A Data Science Central Community
What's the latest on the data growth crisis? Well, how about 40 zettabytes by 2020? What?
Yes, data is growing even faster than anyone imagined. And the good news is that Apache Hadoop has arrived as a next generation enterprise data management platform purpose built to handle all that data.
Not only is the volume of data growth enormous, the velocity and variety of data is accelerating as well. This data growth effect is known as the three V's:
Volume: The raw volume of data growth from terabytes to pedibytes
Velocity: Batch interfaces are less and less preferred as real time data feeds become available, improving the opportunity for enterprise analytics.
Variety: From social to mobile, text to video, structured to unstructured, data growth flows in a variety of record and file formats.
Prior to the emergence of Hadoop, structured and unstructured data was stored and managed as separate silos of enterprise data. As a result, unstructured data such as documents could not be combined with structured data to better describe business objects as Enterprise Business Records (EBRs).
Apache Hadoop stores any data in any format, and also provides rich and robust access capability such as text search in addition to structured query.

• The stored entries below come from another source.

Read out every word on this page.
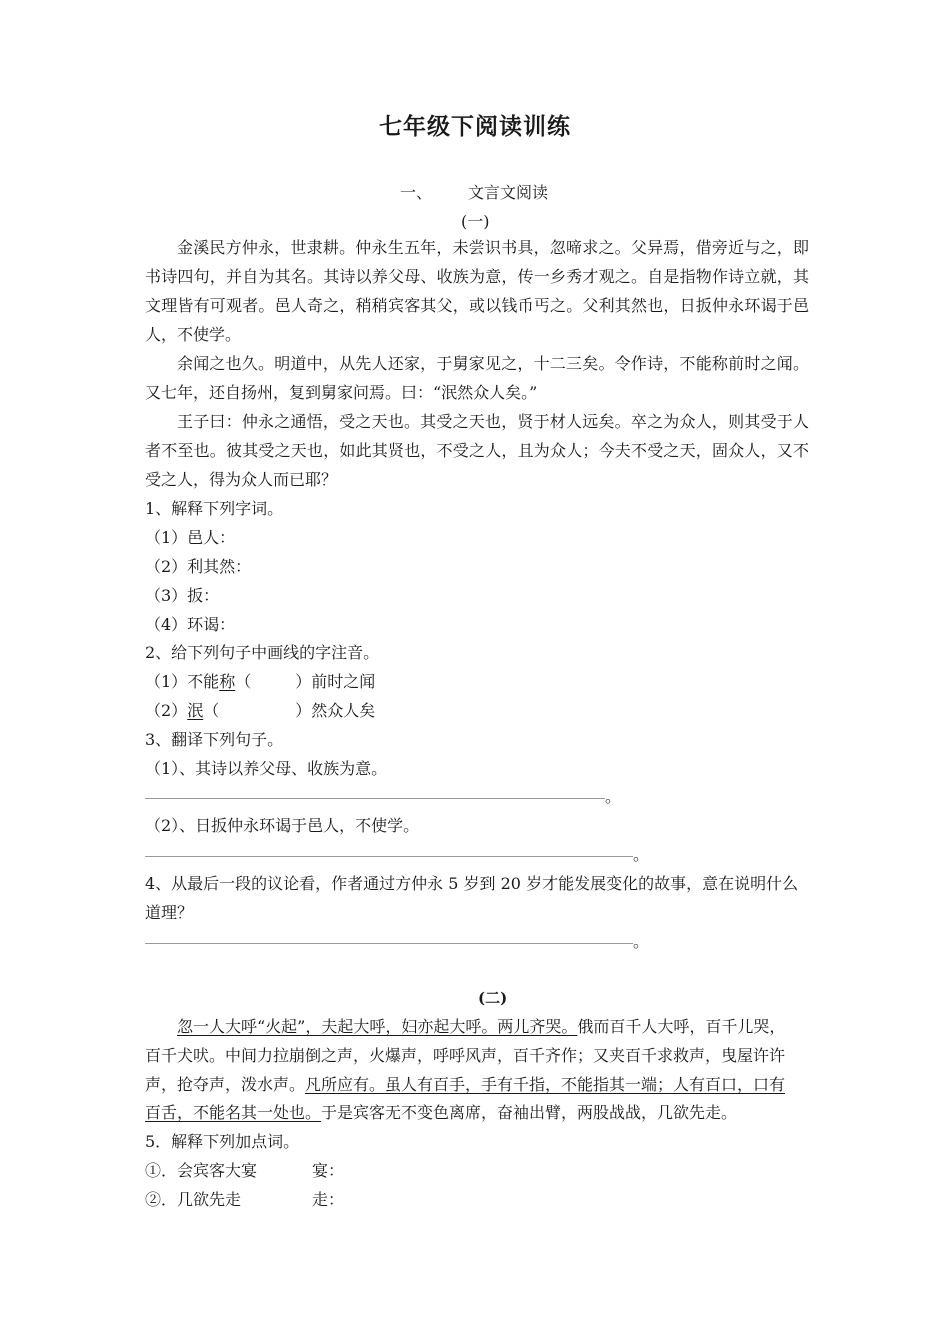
七年级下阅读训练
一、 文言文阅读
(一)
金溪民方仲永，世隶耕。仲永生五年，未尝识书具，忽啼求之。父异焉，借旁近与之，即书诗四句，并自为其名。其诗以养父母、收族为意，传一乡秀才观之。自是指物作诗立就，其文理皆有可观者。邑人奇之，稍稍宾客其父，或以钱币丐之。父利其然也，日扳仲永环谒于邑人，不使学。
余闻之也久。明道中，从先人还家，于舅家见之，十二三矣。令作诗，不能称前时之闻。又七年，还自扬州，复到舅家问焉。曰：“泯然众人矣。”
王子曰：仲永之通悟，受之天也。其受之天也，贤于材人远矣。卒之为众人，则其受于人者不至也。彼其受之天也，如此其贤也，不受之人，且为众人；今夫不受之天，固众人，又不受之人，得为众人而已耶？
1、解释下列字词。
（1）邑人：
（2）利其然：
（3）扳：
（4）环谒：
2、给下列句子中画线的字注音。
（1）不能称（	）前时之闻
（2）泯（	）然众人矣
3、翻译下列句子。
（1）、其诗以养父母、收族为意。
。
（2）、日扳仲永环谒于邑人，不使学。
。
4、从最后一段的议论看，作者通过方仲永 5 岁到 20 岁才能发展变化的故事，意在说明什么
道理？
。
(二)
忽一人大呼“火起”，夫起大呼，妇亦起大呼。两儿齐哭。俄而百千人大呼，百千儿哭，
百千犬吠。中间力拉崩倒之声，火爆声，呼呼风声，百千齐作；又夹百千求救声，曳屋许许
声，抢夺声，泼水声。凡所应有。虽人有百手，手有千指，不能指其一端；人有百口，口有
百舌，不能名其一处也。于是宾客无不变色离席，奋袖出臂，两股战战，几欲先走。
5．解释下列加点词。
①．会宾客大宴	宴：
②．几欲先走	走：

Thus, Hadoop enables a single repository to store all enterprise data with improved access as well.
Unfortunately, as the amount of data to be processed grows, the performance of enterprise applications degrades, and the entire business is impacted. But according to Gartner, as much as 80% of data in a typical production portfolio may be inactive, thus hindering application performance, causing outages and increasing IT costs.
Over time, transactions age and are less frequently accessed. Inactive data grows putting more pressure on application performance and availability.

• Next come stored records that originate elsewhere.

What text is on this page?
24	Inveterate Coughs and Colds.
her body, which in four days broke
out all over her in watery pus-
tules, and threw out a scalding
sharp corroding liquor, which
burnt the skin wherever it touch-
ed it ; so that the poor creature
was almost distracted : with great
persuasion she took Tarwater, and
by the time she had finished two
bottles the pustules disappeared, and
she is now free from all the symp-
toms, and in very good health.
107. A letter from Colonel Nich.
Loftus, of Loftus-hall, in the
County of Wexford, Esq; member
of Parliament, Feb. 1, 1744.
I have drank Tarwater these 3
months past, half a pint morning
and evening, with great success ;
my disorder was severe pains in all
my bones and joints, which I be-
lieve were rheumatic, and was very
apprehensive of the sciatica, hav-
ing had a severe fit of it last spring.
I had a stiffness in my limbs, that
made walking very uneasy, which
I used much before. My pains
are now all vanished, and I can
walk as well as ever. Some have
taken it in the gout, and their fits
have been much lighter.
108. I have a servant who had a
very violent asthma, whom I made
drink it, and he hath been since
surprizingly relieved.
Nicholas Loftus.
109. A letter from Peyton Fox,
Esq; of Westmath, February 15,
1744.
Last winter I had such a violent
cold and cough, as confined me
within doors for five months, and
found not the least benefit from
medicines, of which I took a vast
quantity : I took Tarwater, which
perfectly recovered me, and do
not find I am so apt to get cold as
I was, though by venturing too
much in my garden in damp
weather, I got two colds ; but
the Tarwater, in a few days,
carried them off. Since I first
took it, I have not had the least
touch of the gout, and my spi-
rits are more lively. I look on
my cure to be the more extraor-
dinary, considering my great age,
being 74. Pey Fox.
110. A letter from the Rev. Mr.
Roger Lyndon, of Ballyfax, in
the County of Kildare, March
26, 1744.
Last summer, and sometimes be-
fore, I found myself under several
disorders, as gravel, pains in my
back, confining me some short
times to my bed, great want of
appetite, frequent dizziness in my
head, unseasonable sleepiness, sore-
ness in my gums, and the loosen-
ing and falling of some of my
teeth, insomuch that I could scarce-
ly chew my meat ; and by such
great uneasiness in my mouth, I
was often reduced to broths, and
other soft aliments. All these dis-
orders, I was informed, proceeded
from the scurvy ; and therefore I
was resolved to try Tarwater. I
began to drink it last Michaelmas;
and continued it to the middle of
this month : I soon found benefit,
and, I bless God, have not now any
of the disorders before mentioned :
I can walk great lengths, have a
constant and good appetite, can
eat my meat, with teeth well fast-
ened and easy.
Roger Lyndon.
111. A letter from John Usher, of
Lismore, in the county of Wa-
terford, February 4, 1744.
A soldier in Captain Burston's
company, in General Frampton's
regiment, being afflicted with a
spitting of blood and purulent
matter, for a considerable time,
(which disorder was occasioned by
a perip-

Then, operations and compliance concerns arise as batch jobs, data replication and disaster recovery all run slower making online users wait longer. Outages are extended as more time is required to process more data, such as when converting legacy data to the new release during upgrade cycles.
The Solution: Enterprise Archiving
Enterprise Archiving moves less frequently accessed data out of production databases and into nearline archive storage based on an Information Lifecycle Management (ILM) framework.
Data retention policies ensure not only compliance, but that users always maintain access to archived data. Data may be classified as sensitive or by business value or by legal hold and regulatory requirement for compliance.
Once the data is moved and purged from the tier one database infrastructure, the result is improved application performance and availability because production data sets are reduced to manageable levels. Structured relational databases and unstructured file stores all may be archived to improve application performance of current data.
Apache Hadoop is open source, and designed to leverage powerful, new low-cost infrastructure to deliver massive scalability. Using the MapReduce programming model to process large data sets across distributed data sets in parallel, Hadoop delivers highly scalable workload performance and very low-cost, bulk data storage.
All this means is that Hadoop offers dramatic cost savings over traditional tier one infrastructure.
Consider the following comparison. According to Monash Research, the cost of tier one database infrastructure may be over $60,000 per TB. At the same time, 1TB of S3 bucket storage at Amazon Web Services is $30 per month according to their recent price list.
The conclusion: Hadoop is 55.5X cheaper than tier one infrastructure.